Dari 300.000 jau gwei pada tahun 70-an, jumlah mereka menurun dan pada tahun 2010 tersisa sekitar 6.000 lebih vendor. Kucing-kucingan antara penjual di trotoar dengan aparat penertiban kota masih sering terjadi.
Regulasi kesehatan yang ketat juga menyulitkan para pedagang ini. Ditambah model sewa tempat atau lokasi jualan yang dianggap kian memberatkan. Para jau gwei di kota Hong Kong masih sering dilarang berjualan, terutama saat Lunar Year atau Imlek.

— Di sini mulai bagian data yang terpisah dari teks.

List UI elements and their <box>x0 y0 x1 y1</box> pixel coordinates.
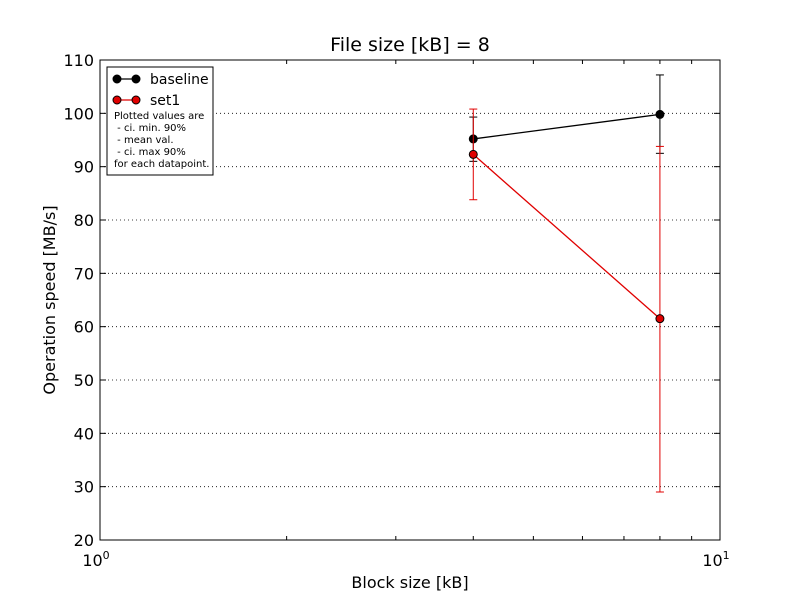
legend-box <box>106 66 214 176</box>
legend-marker-set1 <box>112 95 122 105</box>
chart-title: File size [kB] = 8 <box>330 34 490 56</box>
legend: baseline set1 Plotted values are - ci. min… <box>106 66 214 176</box>
baseline-point <box>655 109 665 119</box>
ticks: 20 30 40 50 60 70 80 90 100 110 100 101 <box>63 51 729 570</box>
legend-note-line: - ci. min. 90% <box>114 123 186 134</box>
y-tick-label: 50 <box>74 371 94 390</box>
series-layer <box>468 74 665 493</box>
legend-label-set1: set1 <box>150 93 180 109</box>
grid <box>100 112 720 488</box>
y-tick-label: 20 <box>74 531 94 550</box>
legend-note-line: - mean val. <box>114 135 174 146</box>
legend-label-baseline: baseline <box>150 72 209 88</box>
set1-point <box>655 314 665 324</box>
x-tick-label: 101 <box>702 549 729 570</box>
series-baseline <box>468 74 665 162</box>
legend-note-line: - ci. max 90% <box>114 147 186 158</box>
legend-note-line: Plotted values are <box>114 111 204 122</box>
legend-marker-baseline <box>112 74 122 84</box>
y-tick-label: 30 <box>74 478 94 497</box>
y-tick-label: 90 <box>74 158 94 177</box>
y-axis-label: Operation speed [MB/s] <box>40 205 59 394</box>
set1-point <box>468 149 478 159</box>
x-tick-label: 100 <box>82 549 109 570</box>
y-tick-label: 80 <box>74 211 94 230</box>
y-tick-label: 110 <box>63 51 94 70</box>
plot-frame <box>99 59 721 541</box>
x-axis-label: Block size [kB] <box>351 573 468 592</box>
set1-line <box>472 153 661 320</box>
series-set1 <box>468 108 665 493</box>
legend-marker-baseline <box>131 74 141 84</box>
y-tick-label: 100 <box>63 104 94 123</box>
y-tick-label: 60 <box>74 318 94 337</box>
y-tick-label: 70 <box>74 264 94 283</box>
baseline-line <box>473 113 661 140</box>
legend-marker-set1 <box>131 95 141 105</box>
y-tick-label: 40 <box>74 424 94 443</box>
legend-note-line: for each datapoint. <box>114 159 209 170</box>
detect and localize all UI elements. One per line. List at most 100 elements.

Pada tahun 1998, jumlah pedagang jalanan di Singapura mencapai 23.000 lebih. Hampir 70 persen berjualan makanan. Jumlah pedagang makanan tradisional dan modern mulai seimbang. Namun, pengawasan ketat dinas kesehatan dan kebersihan membatasi ketat pedagang ini.
Di sisi lain, lapangan pekerjaan dari model perdagangan di jalanan ini membantu perekonomian. Di kota-kota besar di Afrika, fenomena pedagang di jalanan bak jamur di musim hujan.
Hal ini karena banyak kota-kota di Afrika pertumbuhan populasi tidak sejalan dengan pertumbuhan kota dan ekonominya. Contohnya di Nairobi, para pedagang ini bisa ditemui di semua sudut kota. Namun, lebih dari 50 persen omset harian mereka diminta oleh kanjo atau oknum pegawai negeri yang korup.
Di ibu kota Afrika Selatan, Johannesburg, pedagang di jalanan malah turun ke jalan pada tahun 2009. Para pedagang di jalanan ini memprotes aksi represif penertiban dan aturan berdagang di Johannesburg.
Sedangkan penduduk kota yang di didominasi orang kulit hitam terkungkung kemiskinan. Berdagang di jalanan adalah salah satu mata pencaharian mereka. (Hilal)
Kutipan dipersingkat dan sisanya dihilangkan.